Skip forward to the 1970s, and everybody is having the inevitable war between Hindus and Muslims to figure out who gets what. In the treaty that recognized the end of East Pakistan, now Bangladesh, negotiators tried to right an old wrong by paying super close attention to where everybody lived and what country they were going to be a part of. The result was more salad bar, as the Cooch-Behar region got carved up into hundreds of tiny enclaves and exclaves. One of these, Dahala Khagrabari, is the world’s only third-order enclave. What that means is that Dahala Khagrabari—or “DK,” if ya gangsta—is a little bit of India that is entirely surrounded by one Bangladeshi man’s farm, and that Bangladeshi man is a resident of the Bangladeshi village of Upanchowki Bhajni, which is completely surrounded by the much larger Indian village of Balapara Khagrabari. The Indian village is totally surrounded by the Bangladeshi province of Rangpur. At this point, it would almost be funny if India started building a series of dikes across the Sea of Bengal just so it could totally surround Bangladesh and make whatever-it’s-called a fourth-order enclave.
The reason none of this is really funny is that, unlike that charming little hamlet in Belgium we just talked about, everybody who matters in Cooch-Behar is taking this enclave/exclave thing really seriously. India and Bangladesh still have a lot of issues to work out and, as with a quarreling sitcom couple that runs masking tape across the whole house, it’s the kids who suffer most. Transport across border zones in this region is tedious and difficult—and sometimes impossible—so thousands of people here are living essentially without services. No phone, no lights, no motor cars . . . or antibiotics. Or clean water. Or police. The conditions are so bad that the two national governments resolved, in 2011, to swap some territory and that residents of the various enclaves would be allowed to vote on which country they wanted to live in. Readers will be glad to hear that the 2011 resolution was solemnly debated and printed up on official letterhead. Then it was signed by the delegates, announced to a joyful world, and put on the same shelf as the 1974 resolution that promised the same thing.

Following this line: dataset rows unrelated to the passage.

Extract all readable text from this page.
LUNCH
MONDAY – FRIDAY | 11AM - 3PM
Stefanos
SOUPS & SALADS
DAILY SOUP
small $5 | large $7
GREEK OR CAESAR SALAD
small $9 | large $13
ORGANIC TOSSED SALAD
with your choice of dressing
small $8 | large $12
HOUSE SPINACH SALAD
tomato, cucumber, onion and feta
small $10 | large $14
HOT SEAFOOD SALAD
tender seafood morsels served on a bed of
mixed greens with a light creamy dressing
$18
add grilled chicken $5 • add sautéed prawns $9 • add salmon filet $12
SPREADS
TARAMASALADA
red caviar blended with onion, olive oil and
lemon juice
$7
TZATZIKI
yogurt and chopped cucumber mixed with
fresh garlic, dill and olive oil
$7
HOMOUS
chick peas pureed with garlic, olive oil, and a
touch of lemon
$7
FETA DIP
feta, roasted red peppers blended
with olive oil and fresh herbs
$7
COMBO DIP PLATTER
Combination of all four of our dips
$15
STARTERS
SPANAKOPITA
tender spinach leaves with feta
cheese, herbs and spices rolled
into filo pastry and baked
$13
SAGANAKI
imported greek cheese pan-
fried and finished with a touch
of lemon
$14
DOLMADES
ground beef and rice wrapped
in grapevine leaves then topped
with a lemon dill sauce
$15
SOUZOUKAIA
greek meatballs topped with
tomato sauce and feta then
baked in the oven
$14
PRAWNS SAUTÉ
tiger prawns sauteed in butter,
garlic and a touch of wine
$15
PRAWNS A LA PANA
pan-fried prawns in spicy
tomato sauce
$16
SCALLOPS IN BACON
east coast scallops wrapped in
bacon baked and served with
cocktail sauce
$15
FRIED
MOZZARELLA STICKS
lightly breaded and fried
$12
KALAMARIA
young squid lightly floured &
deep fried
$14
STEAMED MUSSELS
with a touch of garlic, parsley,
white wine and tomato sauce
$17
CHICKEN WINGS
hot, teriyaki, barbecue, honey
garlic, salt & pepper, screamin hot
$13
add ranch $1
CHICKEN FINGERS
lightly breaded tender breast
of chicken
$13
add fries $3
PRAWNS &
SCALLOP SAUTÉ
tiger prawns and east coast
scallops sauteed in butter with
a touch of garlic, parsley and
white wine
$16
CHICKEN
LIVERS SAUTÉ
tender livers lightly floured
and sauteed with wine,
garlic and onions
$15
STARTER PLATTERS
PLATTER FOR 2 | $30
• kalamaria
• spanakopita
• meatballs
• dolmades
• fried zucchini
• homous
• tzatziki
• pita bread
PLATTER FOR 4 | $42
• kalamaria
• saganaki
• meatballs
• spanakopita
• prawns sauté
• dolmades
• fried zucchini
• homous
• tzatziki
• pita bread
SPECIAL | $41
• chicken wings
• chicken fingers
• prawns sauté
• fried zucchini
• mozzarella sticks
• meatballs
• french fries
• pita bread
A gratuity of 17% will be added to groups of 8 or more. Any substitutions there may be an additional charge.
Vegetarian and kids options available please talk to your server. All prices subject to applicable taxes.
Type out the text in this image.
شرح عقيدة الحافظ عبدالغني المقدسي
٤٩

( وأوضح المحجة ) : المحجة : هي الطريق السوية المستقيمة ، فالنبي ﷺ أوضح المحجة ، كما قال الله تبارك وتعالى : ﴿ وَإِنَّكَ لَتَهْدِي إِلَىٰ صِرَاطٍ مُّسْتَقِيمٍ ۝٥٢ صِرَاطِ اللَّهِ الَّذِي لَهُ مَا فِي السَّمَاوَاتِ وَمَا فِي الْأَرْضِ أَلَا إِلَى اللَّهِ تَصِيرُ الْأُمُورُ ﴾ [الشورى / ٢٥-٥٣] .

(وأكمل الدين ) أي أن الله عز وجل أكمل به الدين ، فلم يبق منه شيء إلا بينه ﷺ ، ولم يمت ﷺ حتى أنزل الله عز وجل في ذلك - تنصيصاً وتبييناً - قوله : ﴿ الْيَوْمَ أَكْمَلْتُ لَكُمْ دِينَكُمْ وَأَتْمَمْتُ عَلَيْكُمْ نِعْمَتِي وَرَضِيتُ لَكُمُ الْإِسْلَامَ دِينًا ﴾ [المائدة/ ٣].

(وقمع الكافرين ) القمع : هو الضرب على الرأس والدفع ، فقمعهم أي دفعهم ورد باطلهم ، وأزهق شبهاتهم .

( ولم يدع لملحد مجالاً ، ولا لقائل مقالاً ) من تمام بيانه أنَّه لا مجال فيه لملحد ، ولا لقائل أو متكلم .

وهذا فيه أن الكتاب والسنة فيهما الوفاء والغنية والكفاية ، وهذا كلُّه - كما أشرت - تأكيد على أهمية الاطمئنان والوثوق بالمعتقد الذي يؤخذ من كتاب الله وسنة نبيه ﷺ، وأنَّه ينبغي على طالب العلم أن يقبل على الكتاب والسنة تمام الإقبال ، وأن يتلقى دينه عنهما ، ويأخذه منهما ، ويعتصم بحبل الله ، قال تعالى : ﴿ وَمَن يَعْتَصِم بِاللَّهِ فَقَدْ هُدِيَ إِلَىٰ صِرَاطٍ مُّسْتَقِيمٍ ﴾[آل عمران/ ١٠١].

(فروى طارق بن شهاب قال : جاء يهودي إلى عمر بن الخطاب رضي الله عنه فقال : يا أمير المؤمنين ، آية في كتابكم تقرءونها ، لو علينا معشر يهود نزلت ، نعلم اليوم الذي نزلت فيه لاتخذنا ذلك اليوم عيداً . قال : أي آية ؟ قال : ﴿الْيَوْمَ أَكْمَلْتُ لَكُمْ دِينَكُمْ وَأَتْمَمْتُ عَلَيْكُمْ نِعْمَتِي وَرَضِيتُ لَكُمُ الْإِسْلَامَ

With the world population bouncing past 7 billion, you might think there’s no such thing as worthless land. Everybody has to live somewhere, after all, and even dry, horrible scrub deserts are probably worth something to somebody. Even Death Valley has been mined for borax, and most people don’t even know what the hell borax is or what it’s used for. Presumably, any government would be willing to take on a blasted hellhole on its border in the hopes that it might someday become the Saudi Arabia of borax or whatever, right?
Bir Tawil is the Land that Nobody Loved. It’s about 800 square miles of hot dirt and scorpions nestled between Egypt and Sudan. The place is a cartographic black hole. Population: 0, Country: None. Timezone: UTC+2, except in summer, when it goes on daylight savings time. Remember to set your watch, so the explorers who recover your body will be able to guess which month you died in.
The whole thing about Bir Tawil is that it’s part of a larger territorial claim. Just east of it is the Hala’ib Triangle, which actually does have people and a coastline. Hala’ib is claimed by both Egypt and Sudan, and the argument comes down to which ancient colonial border map you’re reading from. In 1899, the—who else—British drew a line between what would someday be Egypt and Sudan straight across the 22nd parallel. Then, because this is how imperialism works, a different set of British bureaucrats drew another line in 1902. The new line ran north of the parallel and put the Hala’ib Triangle under Sudanese administration, as well as south of the old line farther west, at Bir Tawil.
Now, the rub is this: whoever gets the not-worthless land of Hala’ib loses Bir Tawil, and vice-versa. If Egypt claimed Bir Tawil, which dips south of the 1899 border, it would be validating the 1902 border giving the coast to Sudan. If Sudan occupies Bir Tawil, it’s effectively conceding the 1899 border and giving up Hala’ib in exchange for the Republic of Dirt. That makes 800 square miles worth of Bir Tawil the only patch of land outside of Antarctica that isn’t claimed by any government. Naturally, crazy people can’t let something like that go unchallenged, so . . .
Naturally, an American from Virginia has designed a flag and claimed the “Kingdom of North Sudan.” Officially he did it because of some adorable story about his seven-year-old daughter wishing she could be a real princess, and equally naturally, every media outlet on Earth has swallowed that without bothering to notice that the man, Jeremiah Heaton, “works in the mining industry,” according to the too-cute Washington Post article on the subject. Remember that whole thing about “no worthless land” and “even Death Valley has borax?” Now think about how much money it costs to design and print a flag, travel to a disputed zone in Africa to plant that flag, and then petition the UN to recognize your territorial claim, all so a father will be technically correct when he calls his daughter a princess.